Article 5 : L’expert déposera son rapport au greffe en deux exemplaires avant le 30 avril 2026, dont un exemplaire sous format numérique. Des copies seront notifiées par l’expert aux parties intéressées. Avec leur accord, cette notification pourra s’opérer sous forme électronique.
Article 6 : Les frais et honoraires de l’expertise seront mis à la charge de la ou les parties désignées dans l’ordonnance par laquelle le président du tribunal liquidera et taxera ces frais et honoraires.
Article 7 : Le surplus des conclusions des parties est rejeté.
Article 8 : La présente ordonnance sera notifiée à la commune d’Orange, au syndic judiciaire SELARL de Saint-Rapt & Bertholet, à Mme E… X…, à Mme W… Y…, à Mme AE… N…, à Mmes U… et Nicole Gueffier, à M. J… C…, à M. AC… C… et à Mme M… C…, à M. R… et Mme S… T…, à Mme AB… I…, à Mme AA… D…, à Mme L… K…, à la SCI Manumission, à la SCI Archipaul, à M. A… G…, M. B… P… et à M. Z… Q…, expert.

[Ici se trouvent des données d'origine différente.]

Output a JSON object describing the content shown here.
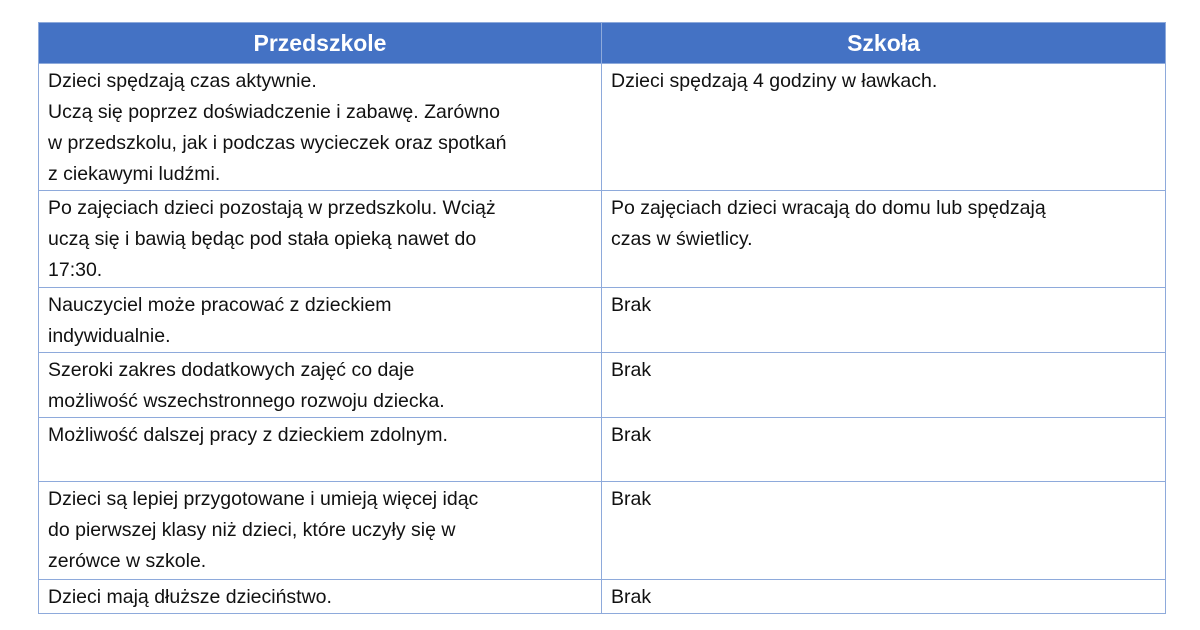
{
  "table": {
    "headers": [
      "Przedszkole",
      "Szkoła"
    ],
    "header_color": "#4472C4",
    "rows": [
      [
        "Dzieci spędzają czas aktywnie.\nUczą się poprzez doświadczenie i zabawę. Zarówno\nw przedszkolu, jak i podczas wycieczek oraz spotkań\nz ciekawymi ludźmi.",
        "Dzieci spędzają 4 godziny w ławkach."
      ],
      [
        "Po zajęciach dzieci pozostają w przedszkolu. Wciąż\nuczą się i bawią będąc pod stała opieką nawet do\n17:30.",
        "Po zajęciach dzieci wracają do domu lub spędzają\nczas w świetlicy."
      ],
      [
        "Nauczyciel może pracować z dzieckiem\nindywidualnie.",
        "Brak"
      ],
      [
        "Szeroki zakres dodatkowych zajęć co daje\nmożliwość wszechstronnego rozwoju dziecka.",
        "Brak"
      ],
      [
        "Możliwość dalszej pracy z dzieckiem zdolnym.",
        "Brak"
      ],
      [
        "Dzieci są lepiej przygotowane i umieją więcej idąc\ndo pierwszej klasy niż dzieci, które uczyły się w\nzerówce w szkole.",
        "Brak"
      ],
      [
        "Dzieci mają dłuższe dzieciństwo.",
        "Brak"
      ]
    ]
  }
}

Fait à Nîmes, le 4 novembre 2025.
Le juge des référés,
P. PERETTI
La République mande et ordonne au préfet de Vaucluse en ce qui le concerne ou à tous commissaires de justice à ce requis en ce qui concerne les voies de droit commun contre les parties privées, de pourvoir à l’exécution de la présente décision.